In a long text about the construction of a house consisting of 3,000 words, the term “wall paint” appears five times. A painting company explains the most important types of colors and uses the word “wall paint” only twice on their website in a text of 500 words, because they use synonyms and color types in the copy. If you were to rely solely on term frequency for the assessment of topic relevance, the long text would seem more relevant than the short text since the keyword appeared five times, although it is definitely not applicable due to the content. Therefore, term frequency can only be used as a component of other evaluation criteria, for example, keyword density.

Expanded application as keyword density

Term frequency can be informative when it is set in relation to text length. This will give you keyword density. For this purpose, the following formula is used:

Keyword density = term frequency / total word number x 100

For the above example, the following keyword weights would result:

  • Text 1: 5 / 3,000 x 100 = 0.17 percent
  • Text 2: 2/500 x 100 = 0.4 percent

This shows a higher relevance of the second document, since the keyword has a larger relative frequency than text 1.

Term frequency as part of WDF*IDF

The WDF*IDF formula for the optimization of texts also uses term frequency. The frequency of a keyword is viewed in relation to the document length. At the same time, logarithms ensure that too frequently occurring terms are not weighted too heavily. Moreover, words that are very common in the language (such as conjunctions, prepositions, articles) are weighted lower.

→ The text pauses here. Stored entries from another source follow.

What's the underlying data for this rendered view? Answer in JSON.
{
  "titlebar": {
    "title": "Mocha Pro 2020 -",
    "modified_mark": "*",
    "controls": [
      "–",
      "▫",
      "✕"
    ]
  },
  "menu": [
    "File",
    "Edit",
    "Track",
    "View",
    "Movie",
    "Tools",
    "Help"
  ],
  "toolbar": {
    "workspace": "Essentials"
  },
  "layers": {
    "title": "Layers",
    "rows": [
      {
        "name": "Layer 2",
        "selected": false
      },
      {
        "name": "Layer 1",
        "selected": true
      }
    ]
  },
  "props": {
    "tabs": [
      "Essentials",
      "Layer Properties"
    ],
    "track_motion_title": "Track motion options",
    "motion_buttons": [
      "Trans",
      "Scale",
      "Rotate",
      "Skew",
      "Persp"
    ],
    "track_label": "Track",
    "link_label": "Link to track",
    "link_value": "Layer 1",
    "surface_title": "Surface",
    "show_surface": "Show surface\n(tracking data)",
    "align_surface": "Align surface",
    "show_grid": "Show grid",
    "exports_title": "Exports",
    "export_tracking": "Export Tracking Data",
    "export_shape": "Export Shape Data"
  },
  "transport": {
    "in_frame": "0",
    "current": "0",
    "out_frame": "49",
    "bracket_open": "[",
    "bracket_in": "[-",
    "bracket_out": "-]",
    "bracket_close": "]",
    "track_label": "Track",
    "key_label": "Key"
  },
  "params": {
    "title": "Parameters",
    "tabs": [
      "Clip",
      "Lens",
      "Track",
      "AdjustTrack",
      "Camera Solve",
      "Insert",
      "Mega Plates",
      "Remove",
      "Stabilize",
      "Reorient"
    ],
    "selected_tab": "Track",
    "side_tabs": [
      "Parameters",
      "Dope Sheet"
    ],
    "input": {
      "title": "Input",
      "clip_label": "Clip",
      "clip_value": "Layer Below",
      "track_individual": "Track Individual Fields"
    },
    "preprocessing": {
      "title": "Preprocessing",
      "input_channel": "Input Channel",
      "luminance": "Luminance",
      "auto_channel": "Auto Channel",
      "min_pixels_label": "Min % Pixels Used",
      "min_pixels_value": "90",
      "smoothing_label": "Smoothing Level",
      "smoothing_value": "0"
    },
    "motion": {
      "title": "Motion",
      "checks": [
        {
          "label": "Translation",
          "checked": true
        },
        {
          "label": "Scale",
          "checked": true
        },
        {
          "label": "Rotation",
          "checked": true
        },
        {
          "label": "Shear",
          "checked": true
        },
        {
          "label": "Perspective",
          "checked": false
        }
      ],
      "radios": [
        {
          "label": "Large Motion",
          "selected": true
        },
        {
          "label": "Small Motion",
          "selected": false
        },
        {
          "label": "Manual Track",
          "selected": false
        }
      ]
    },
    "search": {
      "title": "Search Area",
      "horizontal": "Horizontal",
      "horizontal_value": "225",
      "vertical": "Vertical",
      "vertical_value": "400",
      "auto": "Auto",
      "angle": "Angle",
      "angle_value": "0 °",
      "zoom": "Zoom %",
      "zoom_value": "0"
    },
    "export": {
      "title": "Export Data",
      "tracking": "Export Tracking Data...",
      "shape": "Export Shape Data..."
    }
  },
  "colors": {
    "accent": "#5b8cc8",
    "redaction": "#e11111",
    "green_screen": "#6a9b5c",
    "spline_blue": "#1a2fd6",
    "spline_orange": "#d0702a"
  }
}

Relevance to search engine optimization

The Google search engine uses a special algorithm for automatic indexing of web documents. It is kept secret. Experts try to decipher this algorithm through a mathematical approach in order to understand the process of indexing. It is assumed that search engines incorporate mathematical values like term frequency (TF) or within-document-frequency (WDF) in the evaluation of the content of a website. It is advisable to determine these values for your own web documents (pages) in order to present a content-relevant webpage to the search engines.